Algunos autores asumen esta docilidad de la ciudadanía contemporánea como un hecho incontestable, un factor siempre operante; una realidad casi material que han de incorporar a sus análisis, pero sin ser analizada en sí misma; evidencia que ayuda a explicar muchas cosas, aunque permaneciendo de algún modo inexplicada (¿inexplicable?); cifra de no pocos procesos actuales, que no se sabe muy bien de dónde procede o a qué responde. Calvo Ortega, abordando cuestiones de educación, subraya, en esa línea, el “enorme automatismo del comportamiento social”; y M. Ilardi ha apuntado el “fin de lo social” como cancelación de toda forma de apertura insubordinada al Sistema...

Yo, que tampoco hallo muchas explicaciones a esta faceta dócil del hombre de las democracias, y que me resisto a esquivar el problema mediante la apelación a “conceptos-fetiche” (el concepto de alienación, por ejemplo), he querido remarcar, en mis escritos antipedagógicos, la responsabilidad de la Escuela en la forja y reproducción de esa rara aquiescencia.
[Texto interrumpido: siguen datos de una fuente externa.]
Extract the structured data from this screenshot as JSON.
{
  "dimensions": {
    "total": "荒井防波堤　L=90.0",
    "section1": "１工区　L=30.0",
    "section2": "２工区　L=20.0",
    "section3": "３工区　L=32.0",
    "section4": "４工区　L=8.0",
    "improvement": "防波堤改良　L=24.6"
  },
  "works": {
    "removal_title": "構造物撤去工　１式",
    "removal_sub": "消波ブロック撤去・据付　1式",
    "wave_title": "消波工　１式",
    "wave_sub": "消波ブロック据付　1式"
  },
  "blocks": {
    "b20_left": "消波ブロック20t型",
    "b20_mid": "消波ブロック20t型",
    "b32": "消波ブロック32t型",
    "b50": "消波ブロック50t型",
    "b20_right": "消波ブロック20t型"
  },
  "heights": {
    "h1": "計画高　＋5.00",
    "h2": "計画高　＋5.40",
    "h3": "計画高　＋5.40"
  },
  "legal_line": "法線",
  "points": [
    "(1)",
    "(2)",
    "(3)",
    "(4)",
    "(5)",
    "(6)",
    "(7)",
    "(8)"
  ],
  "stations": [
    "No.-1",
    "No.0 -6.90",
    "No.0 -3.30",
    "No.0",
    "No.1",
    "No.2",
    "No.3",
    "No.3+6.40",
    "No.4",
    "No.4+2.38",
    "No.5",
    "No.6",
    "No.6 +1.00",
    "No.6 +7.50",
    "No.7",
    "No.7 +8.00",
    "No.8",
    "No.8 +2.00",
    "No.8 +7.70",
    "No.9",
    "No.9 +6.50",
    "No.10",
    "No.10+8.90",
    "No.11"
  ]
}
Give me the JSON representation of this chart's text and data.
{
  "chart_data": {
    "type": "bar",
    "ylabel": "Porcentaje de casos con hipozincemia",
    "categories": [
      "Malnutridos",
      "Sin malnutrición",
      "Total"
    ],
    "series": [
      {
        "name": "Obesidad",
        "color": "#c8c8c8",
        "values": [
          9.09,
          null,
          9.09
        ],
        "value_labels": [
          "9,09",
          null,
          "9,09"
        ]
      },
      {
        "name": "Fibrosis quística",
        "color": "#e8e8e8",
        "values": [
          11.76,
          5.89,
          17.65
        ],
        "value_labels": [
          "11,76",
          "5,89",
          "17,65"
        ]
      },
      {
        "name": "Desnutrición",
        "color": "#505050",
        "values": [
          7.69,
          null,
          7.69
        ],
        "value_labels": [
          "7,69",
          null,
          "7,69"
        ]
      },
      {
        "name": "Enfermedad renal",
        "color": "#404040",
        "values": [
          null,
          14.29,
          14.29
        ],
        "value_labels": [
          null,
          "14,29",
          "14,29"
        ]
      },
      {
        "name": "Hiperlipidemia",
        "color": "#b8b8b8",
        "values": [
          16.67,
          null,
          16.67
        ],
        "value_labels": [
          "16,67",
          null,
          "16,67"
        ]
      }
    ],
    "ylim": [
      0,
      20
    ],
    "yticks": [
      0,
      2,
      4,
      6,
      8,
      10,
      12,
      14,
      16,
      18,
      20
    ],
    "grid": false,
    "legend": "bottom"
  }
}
Estimo que se está diseñando una “nueva” Escuela para reasegurar la mencionada docilidad, hacerla compatible con un exterminio global de la Diferencia y sentar las bases de una forma política inédita que convertirá a cada hombre en un policía de sí mismo (“neofascismo” o “posdemocracia”).

Civilización, docilidad y fascismo constituyen las tres aristas de un triángulo escatológico. Indisociables, sus ángulos son solidarios. Creo que el interior del triángulo alberga, además, un punto sombrío, equidistante de los vértices, en el que la empresa cultural de los occidentales se arma y rearma de “escuelas”.